Last month, Toyota hastily settled an Unintended Acceleration lawsuit – hours after an Oklahoma jury determined that the automaker acted with “reckless disregard,” and delivered a $3 million verdict to the plaintiffs – but before the jury could determine punitive damages.
What did the jury hear that constituted such a gross neglect of Toyota’s due care obligations? The testimony of two plaintiff’s experts in software design and the design process gives some eye-popping clues. After reviewing Toyota’s software engineering process and the source code for the 2005 Toyota Camry, both concluded that the system was defective and dangerous, riddled with bugs and gaps in its failsafes that led to the root cause of the crash.
Bookout and Schwarz v.

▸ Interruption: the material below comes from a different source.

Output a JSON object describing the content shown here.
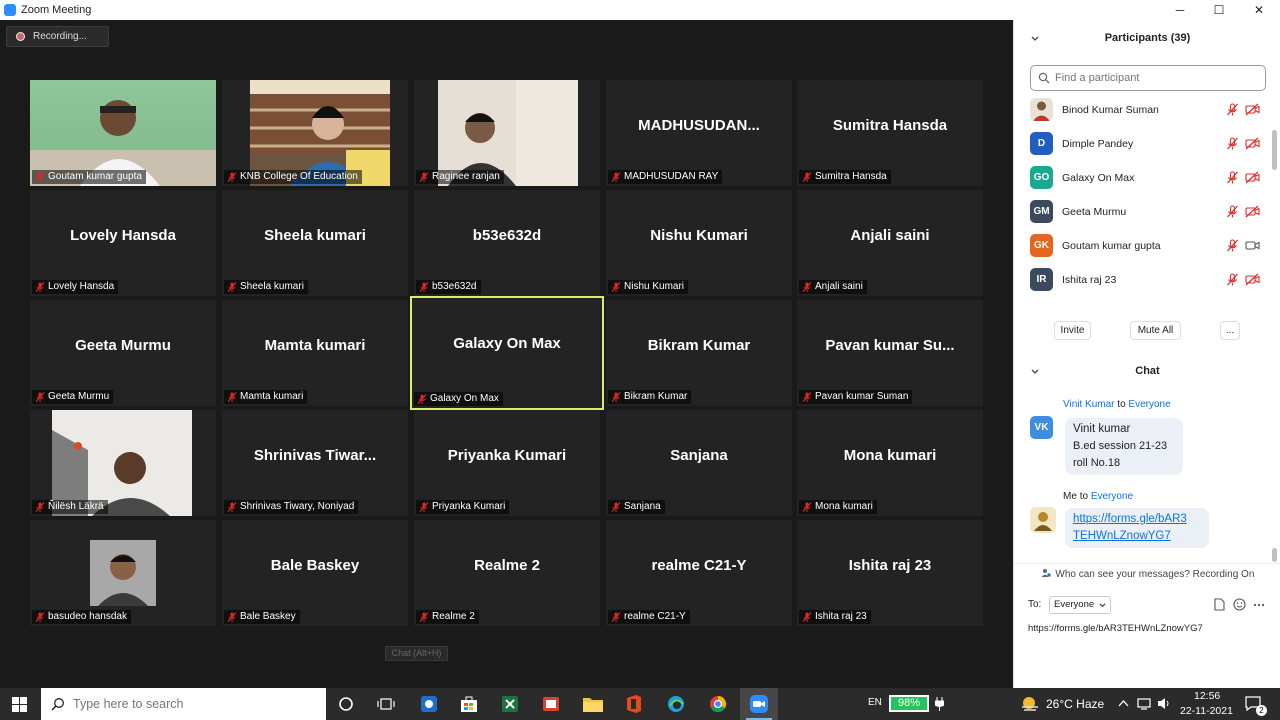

Toyota emanated from a September 2007 UA event that caused a fatal crash. Jean Bookout and her friend and passenger Barbara Schwarz were exiting Interstate Highway 69 in Oklahoma, when she lost throttle control of her 2005 Camry. When the service brakes would not stop her speeding sedan, she threw the parking brake, leaving a 150-foot skid mark from right rear tire, and a 25-foot skid mark from the left. The Camry, however, continued speeding down the ramp and across the road at the bottom, crashing into an embankment. Schwarz died of her injuries; Bookout spent five months recovering from head and back injuries.